A Web-based tool for software project coursework: requirements, validation and implementation
Y T Yu, M Y Choy, E Y K Chan and Y T Lo
City University of Hong Kong
Hong Kong SAR, China
The high speed information transfer capability of the Internet has been changing the way people communicate. Web-based communications are more convenient and flexible as they can be asynchronous and independent of the physical locations of the participants. Moreover, people can retrieve information instantly from the Web and acquire new knowledge through it. Such a change has opened up tremendous opportunities for improving the way education takes place. In particular, Web-based teaching and learning (WebTL) systems has facilitated the engagement of students from different places and at different times.
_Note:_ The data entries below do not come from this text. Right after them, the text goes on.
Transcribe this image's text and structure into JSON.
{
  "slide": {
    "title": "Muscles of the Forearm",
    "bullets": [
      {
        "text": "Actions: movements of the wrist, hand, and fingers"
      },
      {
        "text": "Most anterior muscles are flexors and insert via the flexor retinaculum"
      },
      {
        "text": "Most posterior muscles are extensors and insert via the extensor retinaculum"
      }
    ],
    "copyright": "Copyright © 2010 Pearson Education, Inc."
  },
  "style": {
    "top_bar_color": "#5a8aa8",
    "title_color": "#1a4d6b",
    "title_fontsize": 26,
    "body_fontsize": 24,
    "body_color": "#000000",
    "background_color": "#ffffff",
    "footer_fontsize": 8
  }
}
These systems, such as WebCT, Blackboard and Moodle, are now popular and heavily used in universities and other tertiary institutions in both Hong Kong and overseas.
WebTL systems have benefited not only distance education courses, which by their nature have limited face-to-face contact hours, but also on-campus courses taken by a mix of full-time and part-time students. A WebTL system provides a course-specific place for the instructor to communicate with students (e.g. by answering queries), the dissemination of course materials, and coursework management and assessment. Also, students can communicate with classmates, within or among groups, via an online discussion forum in the system.
Discussions are more effective for learning if they are focused, engaging and collaborative, and researchers have investigated and analysed students' participation and motivation in online discussions. For example, Wu and Hiltz 2004) found that, to improve learning, students expect instructors to provide 'more interesting topics to guide the online discussion, such as case studies'. The authors' experience has indicated that students are more motivated to learn from discussions and collaboration when these activities are linked to course-specific goals, notably coursework assessment. While there are problem-based learning tools, few of these are specifically designed for software development project work.
In this paper, the authors describe a group project management tool which is specifically built for software development courses. Deployed as a plug-in to the Blackboard e-learning system, the tool supplements the latter by providing course-specific support for teaching and learning resources, project-based discussions, asynchronous peer reviews and continuous assessment. These resources and activities serve to promote a quality-centric attitude and notion that is heavily emphasized in modern software engineering collaborative work. The experience of tool development, including its planning, requirements, validation and implementation is presented, and related work discussed.